L'intellectuel musulman turc Fethullah Gülen dément avoir donné des consignes à des policiers et à des procureurs dans le cadre de l'enquête pour corruption qui a ébranlé le gouvernement de Recep Tayyip Erdogan, et estime que son mouvement, Hizmet, est devenu le bouc-émissaire des autorités.

Lors de la première interview télévisée qu'il ait accordée depuis 16 ans, cet homme écouté déclare à la BBC que Recep Tayyip Erdogan semble avoir été induit en erreur par certains de ses collaborateurs.

Trois ministres ont démissionné et plusieurs hommes d'affaires proches d'Erdogan ont été arrêtés dans le cadre de cette affaire de corruption, qui a tourné à l'affrontement publique entre le Premier ministre et Fethullah Gülen, dont les sympathisants se compteraient par millions.

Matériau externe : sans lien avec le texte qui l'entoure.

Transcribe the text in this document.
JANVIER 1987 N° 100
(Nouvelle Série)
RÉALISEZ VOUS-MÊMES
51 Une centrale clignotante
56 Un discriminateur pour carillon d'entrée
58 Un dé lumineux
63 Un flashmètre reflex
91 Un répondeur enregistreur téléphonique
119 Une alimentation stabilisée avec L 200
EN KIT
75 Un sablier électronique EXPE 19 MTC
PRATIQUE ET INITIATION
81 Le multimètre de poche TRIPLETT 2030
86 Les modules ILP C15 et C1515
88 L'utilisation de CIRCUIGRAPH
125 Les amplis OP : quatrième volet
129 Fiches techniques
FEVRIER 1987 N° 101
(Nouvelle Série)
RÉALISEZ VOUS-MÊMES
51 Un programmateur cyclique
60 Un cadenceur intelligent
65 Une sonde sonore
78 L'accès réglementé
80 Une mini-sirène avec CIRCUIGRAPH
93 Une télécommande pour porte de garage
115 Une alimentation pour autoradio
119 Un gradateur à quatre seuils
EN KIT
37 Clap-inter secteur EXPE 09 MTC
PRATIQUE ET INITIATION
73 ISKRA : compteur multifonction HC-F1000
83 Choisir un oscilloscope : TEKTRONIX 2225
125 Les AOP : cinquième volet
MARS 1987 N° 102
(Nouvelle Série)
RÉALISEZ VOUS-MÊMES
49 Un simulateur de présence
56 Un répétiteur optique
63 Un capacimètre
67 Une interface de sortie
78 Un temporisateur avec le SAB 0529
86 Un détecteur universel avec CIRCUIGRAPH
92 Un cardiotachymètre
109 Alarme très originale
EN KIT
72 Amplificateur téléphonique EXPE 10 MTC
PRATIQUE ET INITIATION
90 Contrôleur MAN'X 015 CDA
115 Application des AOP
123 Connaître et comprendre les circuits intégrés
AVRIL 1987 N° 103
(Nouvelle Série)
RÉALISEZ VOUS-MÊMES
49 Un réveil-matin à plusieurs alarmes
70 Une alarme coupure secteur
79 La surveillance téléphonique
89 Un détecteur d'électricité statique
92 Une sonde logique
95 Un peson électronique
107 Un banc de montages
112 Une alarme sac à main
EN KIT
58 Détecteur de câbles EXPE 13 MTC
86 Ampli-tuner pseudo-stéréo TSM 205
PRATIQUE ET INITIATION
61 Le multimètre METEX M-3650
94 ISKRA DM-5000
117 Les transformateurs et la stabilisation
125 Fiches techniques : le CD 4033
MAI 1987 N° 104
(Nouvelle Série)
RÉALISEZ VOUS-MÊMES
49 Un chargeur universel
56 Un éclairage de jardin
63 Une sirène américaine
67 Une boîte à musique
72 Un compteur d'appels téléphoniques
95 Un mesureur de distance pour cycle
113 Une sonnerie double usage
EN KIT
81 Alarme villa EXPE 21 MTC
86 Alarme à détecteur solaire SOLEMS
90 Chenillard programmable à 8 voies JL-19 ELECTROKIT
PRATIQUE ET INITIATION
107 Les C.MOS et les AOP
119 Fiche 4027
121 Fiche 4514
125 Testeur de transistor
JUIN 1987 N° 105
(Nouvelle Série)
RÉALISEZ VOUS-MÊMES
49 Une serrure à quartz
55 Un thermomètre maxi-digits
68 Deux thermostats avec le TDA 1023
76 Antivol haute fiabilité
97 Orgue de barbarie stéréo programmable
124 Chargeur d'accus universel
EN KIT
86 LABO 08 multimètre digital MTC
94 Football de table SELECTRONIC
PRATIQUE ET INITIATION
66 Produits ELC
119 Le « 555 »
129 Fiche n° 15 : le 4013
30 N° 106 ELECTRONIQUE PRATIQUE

Recep Tayyip Erdogan estime que l'enquête pour corruption en cours relève d'un coup de force judiciaire ourdi par un "Etat parallèle", allusion au mouvement Hizmet ("Service"), qui exercerait une grande influence sur la police et l'appareil judiciaire.

"Je pense qu'il y a autour de lui un cercle de caciques qui déforment les choses", dit Gülen dans l'interview, diffusée lundi et réalisée à son domicile en Pennsylvanie, où il s'est exilé en 1999.

L'intellectuel musulman âgé de 72 ans nie avoir mis en place un "Etat parallèle" et fait remarquer que les milliers de policiers et de procureurs limogés par le gouvernement Erdogan n'appartiennent pas tous au mouvement Hizmet et sont issus de milieux politiques et idéologiques très divers.

"Il y a parmi eux des nationalistes, par exemple. Mais dans le but d'exagérer le problème, d'accréditer l'idée d'un Etat parallèle qui a tout infiltré, ils disent que les personnes qu'ils ont limogées partagent tous les mêmes idées, les mêmes sentiments", déclare Fethullah Gülen.

Le gouvernement turc assure ne pas être à l'origine de la purge opérée au sein de la police et de la magistrature depuis le 17 décembre, jour où a éclaté l'affaire de corruption, mais quoi qu'il en soit, ces destitutions ou mutations ont pour ainsi dire bloqué l'enquête en cours.

Selon les médias turcs, les mandats d'arrêt visant 45 personnes, dont le propre fils du Premier ministre, ont été annulés par les procureurs nouvellement promus.